As I say, I moved it several times, and I think I thought progressively each time. I moved it twice. It had three occasions. And the first one was an iron, thought of an iron pipe and then I have drawn, I drew yesterday, a picture of the thing I had in mind. Then in order to fill out the package I had to add another object to it and there I added again I was thinking of camping equipment, and I added a folding shovel such as I had seen in the Army, a little spade where the blade folds back over the handle. This has the trouble that this blade was too symmetrical I disposed to the handle and to fit the package the blade had to be off center, eccentric to the handle. Also, I had my vision of the pipe. It had an iron pipe about 30 inches long with a short section of pipe going off 45 degrees. No words here, it just happened that I did have this image in my mind of trying to fill up that package in the back burner of my mind.
Mr. Liebeler.
The witness yesterday did draw a picture of what he visualized as being in the blanket, and I will offer it in evidence later on in the hearing.

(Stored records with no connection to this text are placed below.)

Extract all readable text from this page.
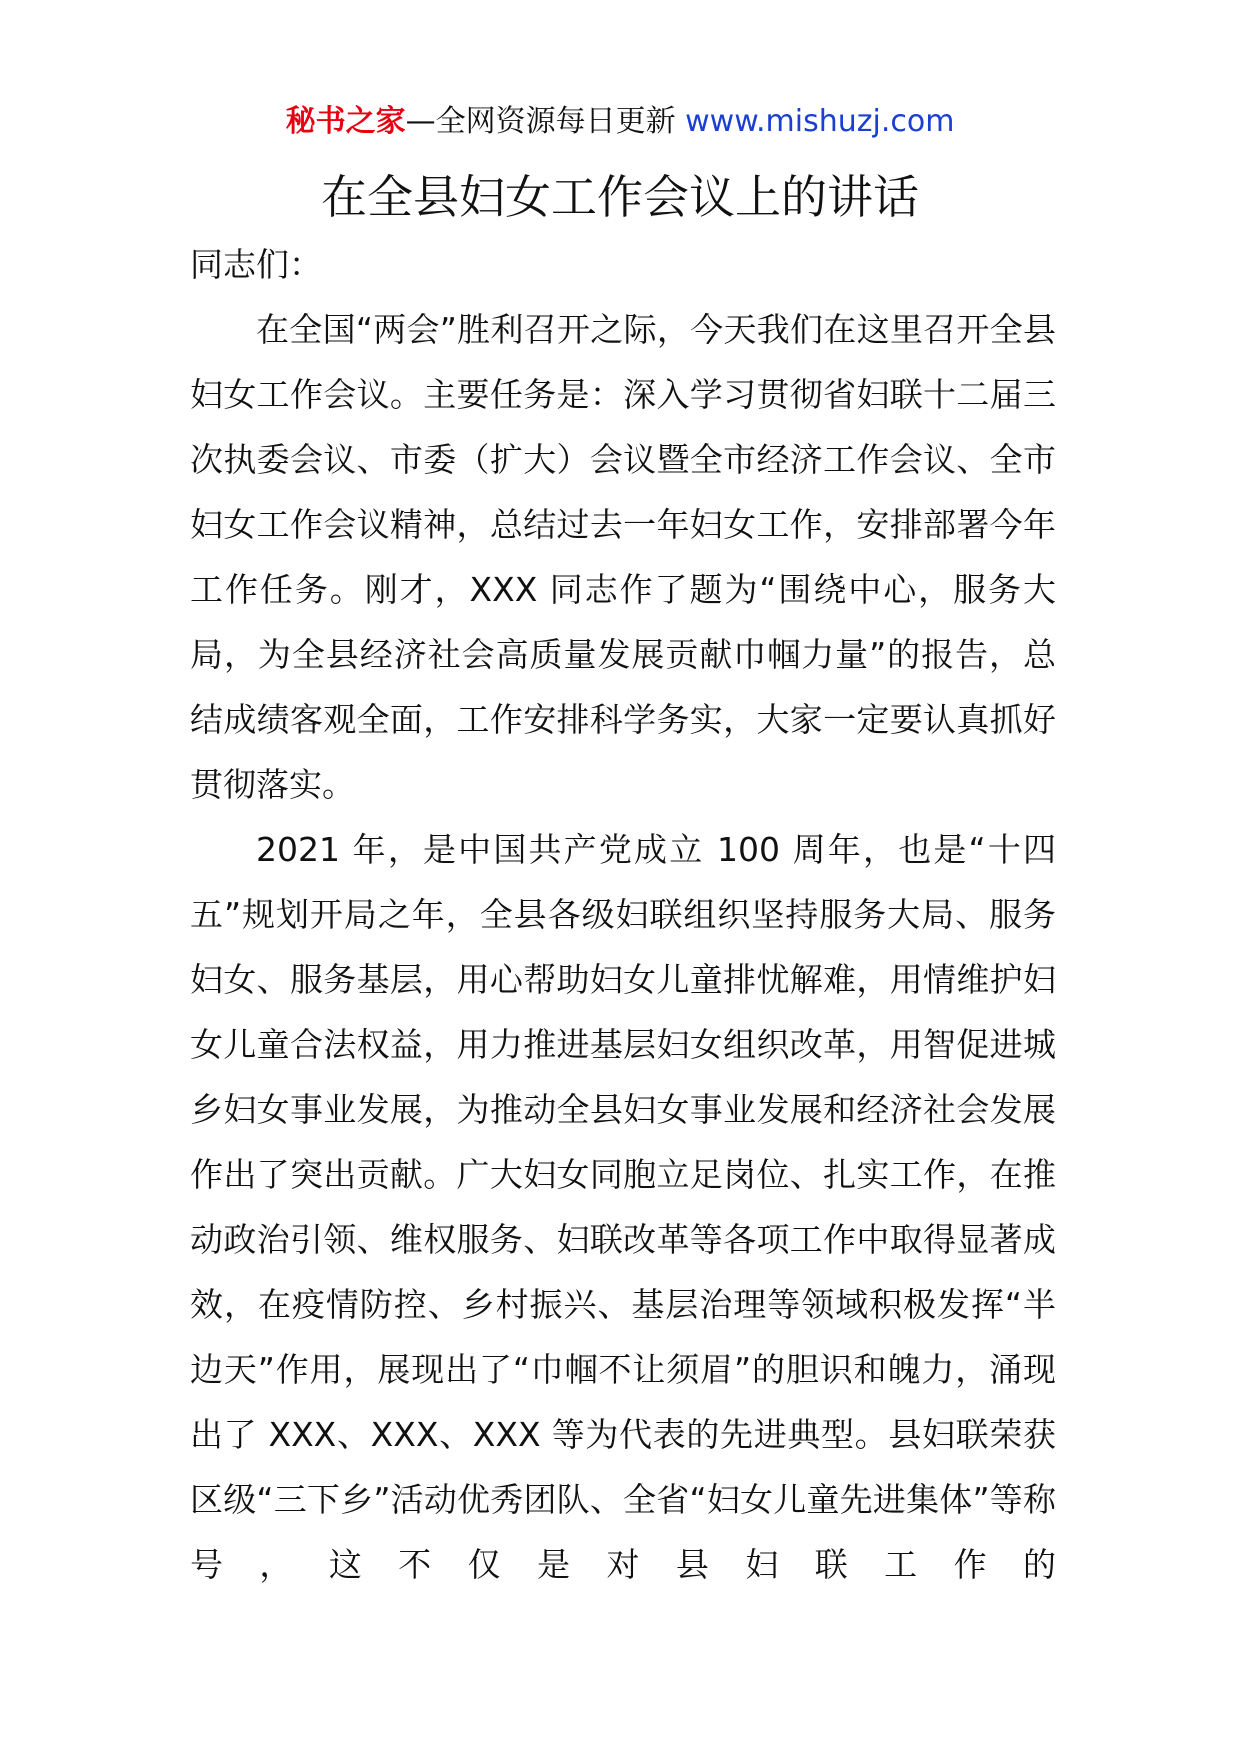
秘书之家—全网资源每日更新 www.mishuzj.com
在全县妇女工作会议上的讲话

同志们：

在全国“两会”胜利召开之际，今天我们在这里召开全县妇女工作会议。主要任务是：深入学习贯彻省妇联十二届三次执委会议、市委（扩大）会议暨全市经济工作会议、全市妇女工作会议精神，总结过去一年妇女工作，安排部署今年工作任务。刚才，XXX 同志作了题为“围绕中心，服务大局，为全县经济社会高质量发展贡献巾帼力量”的报告，总结成绩客观全面，工作安排科学务实，大家一定要认真抓好贯彻落实。

2021 年，是中国共产党成立 100 周年，也是“十四五”规划开局之年，全县各级妇联组织坚持服务大局、服务妇女、服务基层，用心帮助妇女儿童排忧解难，用情维护妇女儿童合法权益，用力推进基层妇女组织改革，用智促进城乡妇女事业发展，为推动全县妇女事业发展和经济社会发展作出了突出贡献。广大妇女同胞立足岗位、扎实工作，在推动政治引领、维权服务、妇联改革等各项工作中取得显著成效，在疫情防控、乡村振兴、基层治理等领域积极发挥“半边天”作用，展现出了“巾帼不让须眉”的胆识和魄力，涌现出了 XXX、XXX、XXX 等为代表的先进典型。县妇联荣获区级“三下乡”活动优秀团队、全省“妇女儿童先进集体”等称号，这不仅是对县妇联工作的
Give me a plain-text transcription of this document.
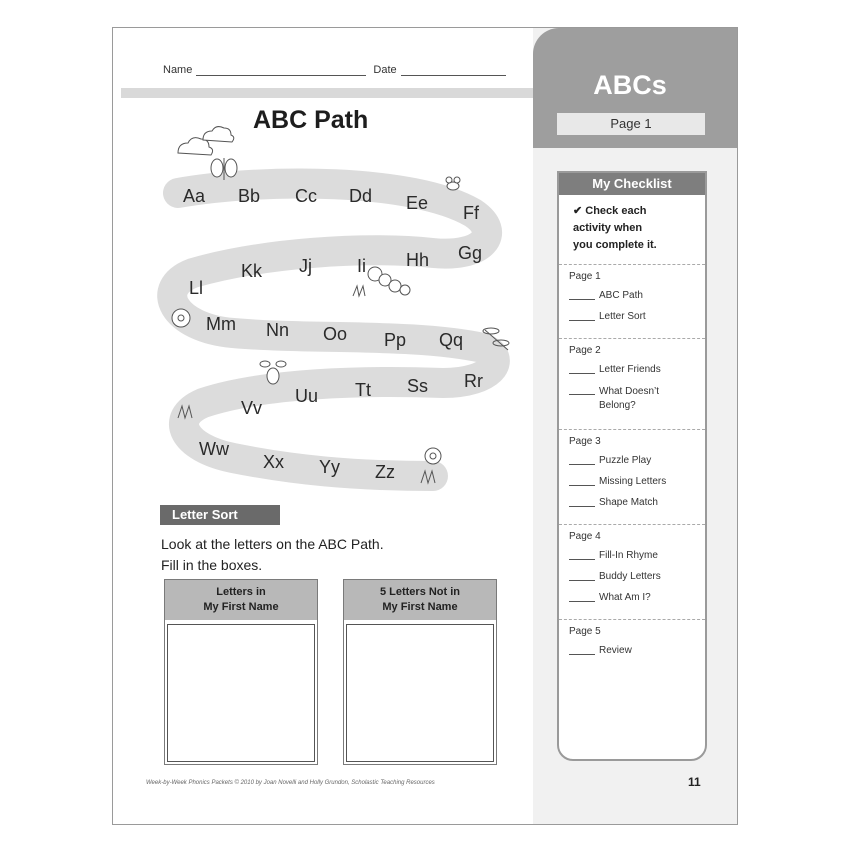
Name	Date
ABC Path
Aa Bb Cc Dd Ee Ff
Gg
Hh
Ii
Jj
Kk
Ll
Mm Nn Oo Pp Qq
Rr
Ss
Tt
Uu
Vv
Ww
Xx Yy Zz
Letter Sort
Look at the letters on the ABC Path.
Fill in the boxes.
Letters in
My First Name
5 Letters Not in
My First Name
Week-by-Week Phonics Packets © 2010 by Joan Novelli and Holly Grundon, Scholastic Teaching Resources
ABCs
Page 1
My Checklist
✔ Check each
activity when
you complete it.
Page 1
ABC Path
Letter Sort
Page 2
Letter Friends
What Doesn’t Belong?
Page 3
Puzzle Play
Missing Letters
Shape Match
Page 4
Fill-In Rhyme
Buddy Letters
What Am I?
Page 5
Review
11
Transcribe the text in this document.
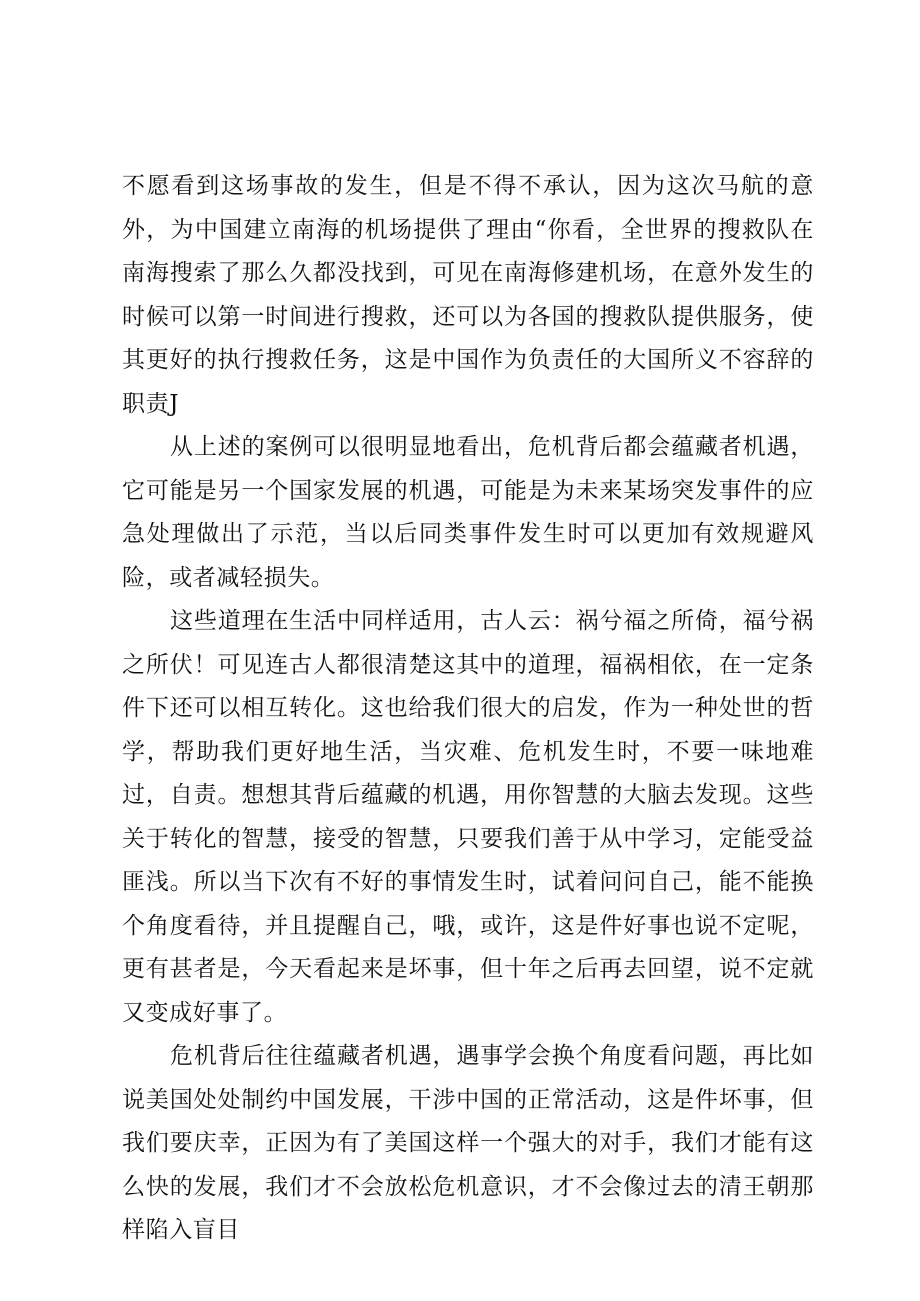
不愿看到这场事故的发生，但是不得不承认，因为这次马航的意外，为中国建立南海的机场提供了理由“你看，全世界的搜救队在南海搜索了那么久都没找到，可见在南海修建机场，在意外发生的时候可以第一时间进行搜救，还可以为各国的搜救队提供服务，使其更好的执行搜救任务，这是中国作为负责任的大国所义不容辞的职责J

从上述的案例可以很明显地看出，危机背后都会蕴藏者机遇，它可能是另一个国家发展的机遇，可能是为未来某场突发事件的应急处理做出了示范，当以后同类事件发生时可以更加有效规避风险，或者减轻损失。

这些道理在生活中同样适用，古人云：祸兮福之所倚，福兮祸之所伏！可见连古人都很清楚这其中的道理，福祸相依，在一定条件下还可以相互转化。这也给我们很大的启发，作为一种处世的哲学，帮助我们更好地生活，当灾难、危机发生时，不要一味地难过，自责。想想其背后蕴藏的机遇，用你智慧的大脑去发现。这些关于转化的智慧，接受的智慧，只要我们善于从中学习，定能受益匪浅。所以当下次有不好的事情发生时，试着问问自己，能不能换个角度看待，并且提醒自己，哦，或许，这是件好事也说不定呢，更有甚者是，今天看起来是坏事，但十年之后再去回望，说不定就又变成好事了。

危机背后往往蕴藏者机遇，遇事学会换个角度看问题，再比如说美国处处制约中国发展，干涉中国的正常活动，这是件坏事，但我们要庆幸，正因为有了美国这样一个强大的对手，我们才能有这么快的发展，我们才不会放松危机意识，才不会像过去的清王朝那样陷入盲目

How long was this package in your estimation?
Mr. Paine.
Well, yesterday we measured the distance that I indicated with my hand, I think it came to 37 inches.
Mr. Liebeler.
Approximately how thick would you say it was?
Mr. Paine.
I picked it up each time and I put it in a position and then I would recover it from that position, so each time I moved it with the same position with my hands in the same position. My right hand, the thumb and forefinger could go around the pipe, and my left hand grabbed something which was an inch and a half inside the blanket or something thick.
Mr. Liebeler.
Did it occur to you at that time that there was a rifle in the package?
Mr. Paine.
That did not occur to me.
Mr. Liebeler.
You never at any time looked inside the package?
Mr. Paine.
That is correct. I could easily have felt the package but I was aware that of respecting his privacy of his possessions.
Mr. Liebeler.
Were you subsequently advised of the probability or the possibility that there had been a rifle wrapped in that package?
Mr. Paine.
When I arrived on Friday afternoon we went into the garage, I think Ruth, Marina and the policeman, and I am not sure it was the first time, but there we saw this blanket was on the floor below the bandsaw--
(At this point Representative Ford entered the hearing room.)
Mr. Paine.
And a rifle was mentioned and then it rang a bell, the rifle answered, fitted the package that I had been trying to fit these unsuccessfully. It had never resolved itself, this shovel and pipe didn't fit in there.
Mr. Liebeler.
And it seemed to you likely that there had in fact been a rifle in the package?
Mr. Paine.
That answered it.
Mr. Liebeler.
Can you tell us when the last time was that you saw that package in the garage prior to the assassination?
Mr. Paine.
No; I am afraid I can't.
Mr. Dulles.
Do we have the date of the first time in the record?